Just at that moment, my husband stepped into the bathroom to check up on me. After helping me finish my routine and once I was dressed, he suggested that I once again lay down and rest in bed…but all I wanted to do was sit upright. So I did. I sat at my desk…and I thought.

I thought about how confusing all of this is, even though deep down inside I have a certain feeling of internal balance. It’s confusing, because normally during episodes like this one I’d feel really scared.

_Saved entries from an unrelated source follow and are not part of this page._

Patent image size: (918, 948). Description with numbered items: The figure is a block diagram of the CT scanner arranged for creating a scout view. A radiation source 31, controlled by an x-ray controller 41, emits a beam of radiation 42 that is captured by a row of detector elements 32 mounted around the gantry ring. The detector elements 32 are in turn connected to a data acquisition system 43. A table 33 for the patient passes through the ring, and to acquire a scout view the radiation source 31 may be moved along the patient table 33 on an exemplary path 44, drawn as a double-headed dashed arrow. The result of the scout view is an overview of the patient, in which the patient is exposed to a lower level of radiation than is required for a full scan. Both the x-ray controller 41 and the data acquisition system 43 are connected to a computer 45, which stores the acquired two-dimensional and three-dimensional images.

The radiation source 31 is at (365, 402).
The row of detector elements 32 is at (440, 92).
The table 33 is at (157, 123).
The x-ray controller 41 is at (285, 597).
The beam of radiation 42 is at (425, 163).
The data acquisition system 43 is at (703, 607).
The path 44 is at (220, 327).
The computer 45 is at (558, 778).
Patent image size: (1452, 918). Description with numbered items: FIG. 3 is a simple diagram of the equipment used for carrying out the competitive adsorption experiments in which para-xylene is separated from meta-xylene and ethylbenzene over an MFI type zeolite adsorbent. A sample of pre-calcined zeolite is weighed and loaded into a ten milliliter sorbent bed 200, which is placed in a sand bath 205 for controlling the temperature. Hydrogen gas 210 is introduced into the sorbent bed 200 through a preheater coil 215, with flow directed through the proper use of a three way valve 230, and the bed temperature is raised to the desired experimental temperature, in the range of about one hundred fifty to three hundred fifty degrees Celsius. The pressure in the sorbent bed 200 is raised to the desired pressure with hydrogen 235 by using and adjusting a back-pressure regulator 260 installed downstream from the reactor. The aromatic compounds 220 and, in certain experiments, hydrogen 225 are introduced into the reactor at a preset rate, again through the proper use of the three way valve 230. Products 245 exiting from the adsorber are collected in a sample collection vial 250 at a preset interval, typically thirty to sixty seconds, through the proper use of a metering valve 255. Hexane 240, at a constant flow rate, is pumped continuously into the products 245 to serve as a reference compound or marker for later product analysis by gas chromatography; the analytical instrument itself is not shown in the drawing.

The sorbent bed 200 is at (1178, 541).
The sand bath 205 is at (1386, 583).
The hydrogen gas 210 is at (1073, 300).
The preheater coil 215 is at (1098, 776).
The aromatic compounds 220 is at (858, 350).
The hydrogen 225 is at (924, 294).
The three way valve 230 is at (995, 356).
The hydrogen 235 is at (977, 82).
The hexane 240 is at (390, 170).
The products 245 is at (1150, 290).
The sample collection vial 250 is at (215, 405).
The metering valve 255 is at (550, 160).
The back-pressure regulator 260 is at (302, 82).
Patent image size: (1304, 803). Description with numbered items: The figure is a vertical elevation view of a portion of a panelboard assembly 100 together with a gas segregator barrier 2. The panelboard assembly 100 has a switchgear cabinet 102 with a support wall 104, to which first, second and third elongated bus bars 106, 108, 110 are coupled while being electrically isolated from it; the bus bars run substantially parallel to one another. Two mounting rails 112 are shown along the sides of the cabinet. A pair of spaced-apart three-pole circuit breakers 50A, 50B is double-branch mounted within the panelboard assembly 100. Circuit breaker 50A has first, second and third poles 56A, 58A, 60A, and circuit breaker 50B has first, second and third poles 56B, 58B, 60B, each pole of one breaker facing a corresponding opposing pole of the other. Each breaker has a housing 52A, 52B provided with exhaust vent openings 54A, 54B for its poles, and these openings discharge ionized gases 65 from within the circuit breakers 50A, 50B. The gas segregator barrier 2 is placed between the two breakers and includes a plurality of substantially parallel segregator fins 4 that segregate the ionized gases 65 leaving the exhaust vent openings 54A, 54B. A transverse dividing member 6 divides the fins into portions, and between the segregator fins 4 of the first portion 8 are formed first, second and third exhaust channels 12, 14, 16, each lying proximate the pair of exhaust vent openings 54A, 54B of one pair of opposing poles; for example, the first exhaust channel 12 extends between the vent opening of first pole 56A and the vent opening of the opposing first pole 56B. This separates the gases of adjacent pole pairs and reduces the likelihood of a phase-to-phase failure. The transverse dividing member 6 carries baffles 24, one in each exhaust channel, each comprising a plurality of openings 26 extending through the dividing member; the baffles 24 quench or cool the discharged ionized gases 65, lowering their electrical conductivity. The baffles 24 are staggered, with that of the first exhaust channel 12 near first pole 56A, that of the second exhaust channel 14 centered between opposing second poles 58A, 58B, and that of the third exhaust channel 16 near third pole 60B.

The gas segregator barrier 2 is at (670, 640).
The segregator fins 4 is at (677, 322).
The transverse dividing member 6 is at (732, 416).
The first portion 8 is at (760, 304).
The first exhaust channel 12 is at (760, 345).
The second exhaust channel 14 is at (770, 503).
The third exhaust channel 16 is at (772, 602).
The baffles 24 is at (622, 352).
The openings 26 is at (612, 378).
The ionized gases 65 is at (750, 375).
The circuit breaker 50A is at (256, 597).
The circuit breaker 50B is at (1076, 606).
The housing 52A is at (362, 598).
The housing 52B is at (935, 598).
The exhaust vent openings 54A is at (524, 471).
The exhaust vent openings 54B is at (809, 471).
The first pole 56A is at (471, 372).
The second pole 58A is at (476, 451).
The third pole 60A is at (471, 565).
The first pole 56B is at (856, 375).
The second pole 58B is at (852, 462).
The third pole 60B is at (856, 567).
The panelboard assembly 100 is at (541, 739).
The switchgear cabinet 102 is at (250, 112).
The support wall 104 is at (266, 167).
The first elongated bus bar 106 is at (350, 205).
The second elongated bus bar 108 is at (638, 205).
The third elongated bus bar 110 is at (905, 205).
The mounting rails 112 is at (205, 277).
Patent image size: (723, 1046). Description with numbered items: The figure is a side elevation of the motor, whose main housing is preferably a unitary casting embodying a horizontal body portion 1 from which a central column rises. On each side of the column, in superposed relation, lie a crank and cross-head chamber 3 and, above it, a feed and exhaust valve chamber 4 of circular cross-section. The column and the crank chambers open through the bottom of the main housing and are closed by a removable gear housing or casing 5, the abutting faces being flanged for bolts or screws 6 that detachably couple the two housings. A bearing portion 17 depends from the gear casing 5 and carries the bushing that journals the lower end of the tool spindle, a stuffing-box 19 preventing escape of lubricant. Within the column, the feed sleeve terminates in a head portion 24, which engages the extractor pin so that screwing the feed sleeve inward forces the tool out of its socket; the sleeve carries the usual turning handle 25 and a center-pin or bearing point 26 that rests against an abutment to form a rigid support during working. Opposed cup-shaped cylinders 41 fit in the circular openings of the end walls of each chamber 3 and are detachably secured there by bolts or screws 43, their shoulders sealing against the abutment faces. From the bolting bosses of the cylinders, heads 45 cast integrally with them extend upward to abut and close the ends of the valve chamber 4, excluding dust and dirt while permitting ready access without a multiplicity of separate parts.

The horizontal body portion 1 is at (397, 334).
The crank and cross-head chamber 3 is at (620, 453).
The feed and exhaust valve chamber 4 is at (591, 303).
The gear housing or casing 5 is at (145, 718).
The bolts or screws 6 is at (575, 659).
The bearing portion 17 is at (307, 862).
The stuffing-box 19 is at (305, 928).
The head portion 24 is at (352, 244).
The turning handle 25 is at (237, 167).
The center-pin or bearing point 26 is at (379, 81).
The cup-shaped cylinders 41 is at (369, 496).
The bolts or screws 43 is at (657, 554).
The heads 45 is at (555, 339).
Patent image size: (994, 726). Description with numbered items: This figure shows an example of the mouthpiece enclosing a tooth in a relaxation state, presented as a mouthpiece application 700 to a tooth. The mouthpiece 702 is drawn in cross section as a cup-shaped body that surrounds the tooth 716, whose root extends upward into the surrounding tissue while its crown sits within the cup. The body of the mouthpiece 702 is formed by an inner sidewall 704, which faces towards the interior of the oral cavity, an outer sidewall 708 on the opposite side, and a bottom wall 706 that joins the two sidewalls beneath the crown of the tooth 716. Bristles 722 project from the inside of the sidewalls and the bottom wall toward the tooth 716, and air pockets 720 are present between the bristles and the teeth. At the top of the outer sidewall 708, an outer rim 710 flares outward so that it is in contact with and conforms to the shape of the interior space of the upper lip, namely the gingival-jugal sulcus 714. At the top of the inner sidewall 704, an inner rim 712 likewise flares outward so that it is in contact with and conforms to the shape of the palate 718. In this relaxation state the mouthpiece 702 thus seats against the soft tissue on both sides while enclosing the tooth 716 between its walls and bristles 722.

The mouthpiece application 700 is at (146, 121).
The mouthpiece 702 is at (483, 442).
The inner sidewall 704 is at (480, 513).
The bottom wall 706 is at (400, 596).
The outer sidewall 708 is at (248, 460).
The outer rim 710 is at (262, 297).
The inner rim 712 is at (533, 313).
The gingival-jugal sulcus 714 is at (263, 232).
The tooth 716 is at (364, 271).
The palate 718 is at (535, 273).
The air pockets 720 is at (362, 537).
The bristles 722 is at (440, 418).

And depressed. But I don’t really feel this way, and I don’t know why. So I began to wonder, am I really just in denial?

Am I not allowing myself to really process everything that is going on, to feel the pain even though most of my body is actually quite numb as the result of its constant presence? Am I not allowing myself to see the true enormity of my increasingly frequent episodes of loss of movement? Am I being overly optimistic, unrealistic?

I don’t think this is really the case, either. In fact, I feel like my eyes are actually wide open. But it’s not just my eyes that are open. My heart is open. I’m feeling what’s going on. My mind is open. I’m thinking about what’s going on.

And then I began to realize, that this discomfort, just like my tears a little earlier on, actually came from new levels of acceptance. They are coming from this openness, from this first-hand awareness. From reaching out and connecting with my constant pain, in an attempt to try to get to know it just a little bit better. From knowing and accepting my disabilities and loss of movement, strength, and coordination when they are present, instead of fighting against them. From being able to do so, without feeling scared and anxious. From feeling like my mind is in peace, even though my body is in hell. (From feeling guilty for feeling this way, like I’m somehow leaving my body behind and moving forward with my mind.)

But I know that, at least for now, this is the safest place for me to be. Within all of this discomfort, I’ve found a little pocket where I can indeed be comfortable. For this, I am grateful.